— Одну минутку!.. — Ларсен задумался. — Выходит, ОНИ — вовсе не инопланетяне? Ты это хочешь сказать? Какой-нибудь там параллельный мир, так что ли?
— Боже мой, какая разница? Инопланетяне, параллельные миры — разве в этом дело?
— Отчего же, — Ларсен улыбнулся. — Я, например, думаю, что именно в этом. Если они не пришельцы и если они — свои, так сказать, — тутошние?.. Да екалэмэнэ! Ведь многое сразу становится ясным! Все их светящиеся облака, исчезающие на глазах дирижабли… И потом — они же ничего не разрушают! Теперь-то понятно почему! Зачем портить планетку, верно? Им нужна чистая жилплощадь. Впрочем… — он озабочено потер лоб. — Какого черта они используют тогда этот адский плуг? Он-то им для чего понадобился?
— Вы так ничего и не поняли…
Ларсен разозлился.
— Напротив! Потихоньку начинаю постигать. Оккупировать квартирку — не то же самое, что выжать с той же квартирки соседей. Тут нужна особая стратегия.
— Но ведь об оккупации и речи не шло! Я говорил о мудрости. Дорогу уступает мудрейший!
— Дорогу уступает слабак!
— Но даже в заповедях сказано…
— В заповедях?.. Превосходно! — соскочив с табурета, Ларсен грохочущим шагом заметался по комнате. — Значит, все в конечном счете снова свелось к вере? И тут без нее, родимой, не обошлось? Прекрасно! Опять крестовые походы, публичные сожжения и запоздалые зачисления в сан святых… — Ларсен взметнул к потолку руки. — Господи! Хоть бы ты взглянул и ужаснулся, что мы тут с верой в тебя вытворили! Не устраивала хинаяна, — изобрели махаяну, вчера крестились двумя пальцами — сегодня тремя. Одни зачитываются сутрами, другие — библией. И ежедневно ненавидим друг дружку. Хоть бы одного верующего встретить, что не душил бы своего ближнего! Будда, Рерихи, Христианство — да я все приму, если увижу, что на знамени будет написано имя любви. Да не какой-то там абстрактной, а любви ко мне — такому, как есть. За что-то — меня и любая тварь полюбит — за макияж какой-нибудь, за кусочек сахара, а ты просто так полюби! Бескорыстно! Не такой уж я пропащий, чтоб меня не любить. И когда, прикрываясь святыми писаниями, на меня танком прет какой-нибудь поп, я пугаюсь. Я начинаю бояться такой веры. Его веры! И пошел он к черту с такой верой! А может, он и заявился от черта, да только не понимает этого. А я и понимать не хочу! Знаю только, что я — за любовь. Руками и ногами! И боюсь только ненависти — когда Рерихи наезжают на Христа, а Иеговисты на Святую Троицу. Зачем? Для чего? Им-то между собой что делить? Коли на тебе ряса, коли ты веруешь, так угомонись и не ищи себе врагов. Возлюби, как сказано в писании, и не спеши осуждать. Вот тогда я первый побегу за тобой и первый обниму, как друга. А до тех пор, пока кто-то будет меня поучать, тянуть за руку и грозить пальцем, я буду отбиваться. Изо всех сил. Будь то инопланетяне-проповедники или свои доморощенные идеологи…

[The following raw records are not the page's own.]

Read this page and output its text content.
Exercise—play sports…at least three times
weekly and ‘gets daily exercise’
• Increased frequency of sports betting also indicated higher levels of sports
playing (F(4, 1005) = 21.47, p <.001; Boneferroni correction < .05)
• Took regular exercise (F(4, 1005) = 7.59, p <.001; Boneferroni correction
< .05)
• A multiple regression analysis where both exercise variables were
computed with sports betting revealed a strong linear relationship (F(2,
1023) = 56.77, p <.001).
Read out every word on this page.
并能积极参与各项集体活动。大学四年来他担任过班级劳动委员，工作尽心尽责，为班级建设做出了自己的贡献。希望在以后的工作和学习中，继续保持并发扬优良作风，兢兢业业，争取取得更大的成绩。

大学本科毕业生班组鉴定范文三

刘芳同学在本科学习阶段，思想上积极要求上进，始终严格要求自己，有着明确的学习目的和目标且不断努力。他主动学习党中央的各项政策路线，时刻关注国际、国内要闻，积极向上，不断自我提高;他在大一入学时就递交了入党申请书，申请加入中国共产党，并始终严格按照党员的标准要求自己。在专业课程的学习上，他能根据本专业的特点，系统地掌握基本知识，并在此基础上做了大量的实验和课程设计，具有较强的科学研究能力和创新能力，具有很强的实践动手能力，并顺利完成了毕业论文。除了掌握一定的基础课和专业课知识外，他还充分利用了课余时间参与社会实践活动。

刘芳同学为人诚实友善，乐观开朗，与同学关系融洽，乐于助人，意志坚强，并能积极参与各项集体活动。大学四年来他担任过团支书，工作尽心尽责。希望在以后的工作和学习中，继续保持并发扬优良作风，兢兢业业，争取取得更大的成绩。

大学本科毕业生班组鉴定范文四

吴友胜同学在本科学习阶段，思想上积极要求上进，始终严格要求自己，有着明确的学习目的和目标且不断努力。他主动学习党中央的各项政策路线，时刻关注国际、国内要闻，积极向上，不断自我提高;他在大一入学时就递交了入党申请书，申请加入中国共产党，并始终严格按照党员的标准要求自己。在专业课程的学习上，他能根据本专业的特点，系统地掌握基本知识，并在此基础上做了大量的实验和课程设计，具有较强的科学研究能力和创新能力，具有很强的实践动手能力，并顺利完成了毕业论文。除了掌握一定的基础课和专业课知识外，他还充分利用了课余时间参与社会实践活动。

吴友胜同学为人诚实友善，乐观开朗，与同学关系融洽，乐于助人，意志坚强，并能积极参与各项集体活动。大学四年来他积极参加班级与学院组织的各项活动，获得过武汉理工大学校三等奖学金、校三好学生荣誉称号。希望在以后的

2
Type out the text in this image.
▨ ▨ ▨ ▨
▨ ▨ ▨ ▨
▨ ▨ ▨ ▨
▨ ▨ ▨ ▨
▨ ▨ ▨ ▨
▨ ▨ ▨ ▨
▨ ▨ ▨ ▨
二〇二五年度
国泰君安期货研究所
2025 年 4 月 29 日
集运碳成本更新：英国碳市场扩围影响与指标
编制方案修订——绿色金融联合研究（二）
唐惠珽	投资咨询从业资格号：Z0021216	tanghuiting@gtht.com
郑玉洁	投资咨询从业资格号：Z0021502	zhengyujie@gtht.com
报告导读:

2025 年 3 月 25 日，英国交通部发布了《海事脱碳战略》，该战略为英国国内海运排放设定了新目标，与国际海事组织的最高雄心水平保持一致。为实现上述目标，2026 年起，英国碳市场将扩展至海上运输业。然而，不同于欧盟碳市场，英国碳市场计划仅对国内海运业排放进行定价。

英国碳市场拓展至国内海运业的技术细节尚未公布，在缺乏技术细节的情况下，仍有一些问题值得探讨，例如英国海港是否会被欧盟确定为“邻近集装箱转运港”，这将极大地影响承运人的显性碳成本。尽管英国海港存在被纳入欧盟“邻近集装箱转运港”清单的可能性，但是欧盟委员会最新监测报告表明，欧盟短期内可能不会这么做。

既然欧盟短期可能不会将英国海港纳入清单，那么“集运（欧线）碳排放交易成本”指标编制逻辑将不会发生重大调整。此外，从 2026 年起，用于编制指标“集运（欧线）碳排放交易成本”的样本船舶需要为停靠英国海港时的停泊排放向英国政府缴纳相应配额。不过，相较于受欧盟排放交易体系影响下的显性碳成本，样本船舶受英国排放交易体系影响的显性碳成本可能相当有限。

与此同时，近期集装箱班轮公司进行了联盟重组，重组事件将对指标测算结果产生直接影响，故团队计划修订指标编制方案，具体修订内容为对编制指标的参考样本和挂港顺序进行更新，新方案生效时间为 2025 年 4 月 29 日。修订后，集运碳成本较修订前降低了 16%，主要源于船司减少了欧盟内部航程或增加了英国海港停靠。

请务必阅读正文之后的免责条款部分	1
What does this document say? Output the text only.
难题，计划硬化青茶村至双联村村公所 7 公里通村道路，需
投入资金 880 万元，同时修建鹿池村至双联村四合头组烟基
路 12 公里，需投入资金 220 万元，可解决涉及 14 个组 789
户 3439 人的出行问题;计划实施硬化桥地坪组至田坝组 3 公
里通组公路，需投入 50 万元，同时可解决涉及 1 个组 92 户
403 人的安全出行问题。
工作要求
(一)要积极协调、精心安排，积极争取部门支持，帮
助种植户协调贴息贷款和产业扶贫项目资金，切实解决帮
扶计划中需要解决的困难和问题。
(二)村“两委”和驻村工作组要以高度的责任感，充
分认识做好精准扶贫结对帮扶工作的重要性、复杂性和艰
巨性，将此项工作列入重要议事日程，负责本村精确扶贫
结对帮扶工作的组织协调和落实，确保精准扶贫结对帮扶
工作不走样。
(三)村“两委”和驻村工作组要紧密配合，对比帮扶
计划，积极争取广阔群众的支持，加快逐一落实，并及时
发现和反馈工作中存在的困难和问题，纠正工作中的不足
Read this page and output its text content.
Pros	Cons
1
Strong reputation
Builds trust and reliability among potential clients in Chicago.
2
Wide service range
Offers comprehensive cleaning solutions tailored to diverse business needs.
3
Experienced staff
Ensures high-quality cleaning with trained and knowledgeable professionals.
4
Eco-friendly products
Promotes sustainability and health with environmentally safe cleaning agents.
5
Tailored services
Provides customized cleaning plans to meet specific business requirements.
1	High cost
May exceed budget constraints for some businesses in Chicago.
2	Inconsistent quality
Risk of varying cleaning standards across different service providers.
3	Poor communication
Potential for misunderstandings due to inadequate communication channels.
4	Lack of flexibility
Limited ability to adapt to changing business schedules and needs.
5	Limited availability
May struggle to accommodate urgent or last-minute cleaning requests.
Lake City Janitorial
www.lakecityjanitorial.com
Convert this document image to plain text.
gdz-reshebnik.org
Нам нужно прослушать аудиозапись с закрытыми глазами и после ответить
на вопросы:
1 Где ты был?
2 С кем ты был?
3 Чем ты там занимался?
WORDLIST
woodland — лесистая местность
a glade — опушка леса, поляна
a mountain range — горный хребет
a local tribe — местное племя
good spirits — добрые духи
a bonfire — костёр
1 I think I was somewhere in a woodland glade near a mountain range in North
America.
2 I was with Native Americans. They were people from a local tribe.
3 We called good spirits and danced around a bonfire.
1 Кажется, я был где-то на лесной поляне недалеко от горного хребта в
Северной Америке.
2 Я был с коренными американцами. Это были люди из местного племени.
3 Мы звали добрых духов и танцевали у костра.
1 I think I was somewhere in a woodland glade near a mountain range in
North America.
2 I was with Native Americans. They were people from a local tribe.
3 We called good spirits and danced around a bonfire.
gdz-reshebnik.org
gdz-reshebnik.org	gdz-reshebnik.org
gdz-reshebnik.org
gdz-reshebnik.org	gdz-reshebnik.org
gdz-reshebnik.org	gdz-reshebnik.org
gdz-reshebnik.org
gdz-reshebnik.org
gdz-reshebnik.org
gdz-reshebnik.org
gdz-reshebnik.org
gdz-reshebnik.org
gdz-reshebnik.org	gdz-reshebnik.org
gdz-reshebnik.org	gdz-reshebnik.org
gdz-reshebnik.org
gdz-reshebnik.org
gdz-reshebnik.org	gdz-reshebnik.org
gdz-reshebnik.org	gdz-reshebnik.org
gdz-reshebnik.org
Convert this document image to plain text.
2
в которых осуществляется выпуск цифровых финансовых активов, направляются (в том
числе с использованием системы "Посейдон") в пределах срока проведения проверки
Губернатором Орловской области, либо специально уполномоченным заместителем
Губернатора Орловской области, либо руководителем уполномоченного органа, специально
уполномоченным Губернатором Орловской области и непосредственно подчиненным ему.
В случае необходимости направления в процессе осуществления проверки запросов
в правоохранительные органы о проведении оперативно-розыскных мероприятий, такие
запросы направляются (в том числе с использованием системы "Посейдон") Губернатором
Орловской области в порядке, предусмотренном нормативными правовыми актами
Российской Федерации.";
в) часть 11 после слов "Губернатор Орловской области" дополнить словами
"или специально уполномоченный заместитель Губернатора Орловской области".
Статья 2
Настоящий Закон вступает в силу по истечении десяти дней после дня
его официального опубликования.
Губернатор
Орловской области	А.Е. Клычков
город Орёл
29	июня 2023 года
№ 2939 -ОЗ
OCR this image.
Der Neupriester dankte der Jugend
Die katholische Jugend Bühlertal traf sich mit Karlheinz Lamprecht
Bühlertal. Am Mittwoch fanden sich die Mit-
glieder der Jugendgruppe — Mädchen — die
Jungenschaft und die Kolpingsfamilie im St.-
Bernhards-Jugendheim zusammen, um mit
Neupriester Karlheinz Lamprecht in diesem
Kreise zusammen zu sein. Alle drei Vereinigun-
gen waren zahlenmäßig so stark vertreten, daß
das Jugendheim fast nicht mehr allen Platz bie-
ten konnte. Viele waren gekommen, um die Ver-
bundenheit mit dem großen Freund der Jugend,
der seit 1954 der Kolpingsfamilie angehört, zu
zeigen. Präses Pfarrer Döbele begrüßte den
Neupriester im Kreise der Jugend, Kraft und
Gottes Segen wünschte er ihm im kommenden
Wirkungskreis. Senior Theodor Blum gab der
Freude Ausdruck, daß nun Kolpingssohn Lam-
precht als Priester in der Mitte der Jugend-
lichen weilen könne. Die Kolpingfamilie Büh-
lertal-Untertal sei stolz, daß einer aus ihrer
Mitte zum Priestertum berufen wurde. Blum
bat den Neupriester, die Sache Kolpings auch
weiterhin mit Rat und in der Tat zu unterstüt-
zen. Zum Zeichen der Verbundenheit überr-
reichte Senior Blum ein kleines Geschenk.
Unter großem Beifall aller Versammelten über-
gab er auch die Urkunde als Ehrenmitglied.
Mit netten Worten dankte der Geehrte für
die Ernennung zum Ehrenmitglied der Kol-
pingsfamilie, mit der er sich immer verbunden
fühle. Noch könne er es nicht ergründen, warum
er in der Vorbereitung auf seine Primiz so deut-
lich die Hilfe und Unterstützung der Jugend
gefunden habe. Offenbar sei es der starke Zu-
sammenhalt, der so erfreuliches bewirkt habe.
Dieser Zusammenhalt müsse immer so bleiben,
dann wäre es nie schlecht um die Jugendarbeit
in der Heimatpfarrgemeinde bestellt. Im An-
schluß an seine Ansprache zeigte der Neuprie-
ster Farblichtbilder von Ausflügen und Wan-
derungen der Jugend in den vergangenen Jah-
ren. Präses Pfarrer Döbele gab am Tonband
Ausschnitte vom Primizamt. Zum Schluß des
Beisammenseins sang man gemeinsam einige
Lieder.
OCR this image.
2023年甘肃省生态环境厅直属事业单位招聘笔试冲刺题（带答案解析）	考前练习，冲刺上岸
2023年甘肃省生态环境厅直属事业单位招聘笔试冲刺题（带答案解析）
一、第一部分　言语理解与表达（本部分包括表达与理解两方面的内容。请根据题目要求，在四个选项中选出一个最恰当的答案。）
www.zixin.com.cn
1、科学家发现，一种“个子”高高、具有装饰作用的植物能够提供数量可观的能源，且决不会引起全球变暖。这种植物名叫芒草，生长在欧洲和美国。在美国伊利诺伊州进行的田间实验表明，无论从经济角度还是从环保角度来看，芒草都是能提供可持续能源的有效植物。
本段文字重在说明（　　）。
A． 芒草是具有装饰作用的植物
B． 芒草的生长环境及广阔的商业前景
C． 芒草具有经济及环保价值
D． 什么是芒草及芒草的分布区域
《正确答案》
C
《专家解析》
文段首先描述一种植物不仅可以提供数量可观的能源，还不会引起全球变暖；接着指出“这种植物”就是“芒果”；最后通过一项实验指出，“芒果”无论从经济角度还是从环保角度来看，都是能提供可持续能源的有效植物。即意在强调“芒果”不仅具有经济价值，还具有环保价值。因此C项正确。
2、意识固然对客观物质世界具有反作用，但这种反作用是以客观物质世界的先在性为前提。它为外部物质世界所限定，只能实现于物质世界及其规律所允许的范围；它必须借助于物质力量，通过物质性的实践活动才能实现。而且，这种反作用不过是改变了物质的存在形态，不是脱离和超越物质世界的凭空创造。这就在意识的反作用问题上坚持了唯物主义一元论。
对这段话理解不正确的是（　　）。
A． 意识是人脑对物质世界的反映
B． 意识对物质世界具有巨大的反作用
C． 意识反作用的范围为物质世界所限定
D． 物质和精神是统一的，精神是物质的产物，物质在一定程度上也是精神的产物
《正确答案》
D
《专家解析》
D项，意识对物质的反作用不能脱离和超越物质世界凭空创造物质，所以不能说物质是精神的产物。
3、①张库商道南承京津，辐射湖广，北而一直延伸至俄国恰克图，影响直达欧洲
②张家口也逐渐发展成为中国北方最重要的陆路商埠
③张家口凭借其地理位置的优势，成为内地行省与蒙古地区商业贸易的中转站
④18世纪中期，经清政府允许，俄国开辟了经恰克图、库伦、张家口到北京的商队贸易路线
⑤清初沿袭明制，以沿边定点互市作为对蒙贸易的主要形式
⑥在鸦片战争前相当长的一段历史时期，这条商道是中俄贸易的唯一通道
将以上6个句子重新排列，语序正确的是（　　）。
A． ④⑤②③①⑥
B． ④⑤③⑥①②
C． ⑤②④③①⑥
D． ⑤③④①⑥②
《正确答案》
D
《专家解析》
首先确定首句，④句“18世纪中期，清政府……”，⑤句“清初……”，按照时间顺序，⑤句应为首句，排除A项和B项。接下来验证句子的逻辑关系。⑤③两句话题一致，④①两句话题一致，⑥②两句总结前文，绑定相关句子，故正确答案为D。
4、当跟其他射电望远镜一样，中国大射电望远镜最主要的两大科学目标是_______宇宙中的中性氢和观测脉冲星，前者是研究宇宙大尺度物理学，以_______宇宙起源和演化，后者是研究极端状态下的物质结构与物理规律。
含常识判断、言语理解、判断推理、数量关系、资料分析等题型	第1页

Чуть подостывший Ларсен вернулся к табурету и нехотя присел. Обдумав его слова, узник подал голос:
— Однако, чтобы разнять дерущихся, иногда просто не обойтись без силового вмешательства.
— О-о! И это им вполне удалось! — Ларсен ернически закивал головой. — Можно, пожалуй, не продолжать. Преотлично понимаю все, что ты тут будешь мне вкручивать… Слезки они, видите ли, проливают! Обидели их — неслышимых и невидимых!.. Мир, стало быть, волокут в пропасть, а они по доброте душевной бросились его спасать. Защитнички!.. То-то и глушат направо и налево. А бомбы — они ведь не разбирают, где зверушки, а где человек. Так что — вот она твоя справедливость в действии. Все тот же крестовый поход. Стрелы, мечи и копья…
Достав из-за пазухи бутыль, лейтенант зубами выдернул пробку, заранее поморщившись, глотнул огненного напитка. За всеми его движениями пленник следил огромными, печальными глазами.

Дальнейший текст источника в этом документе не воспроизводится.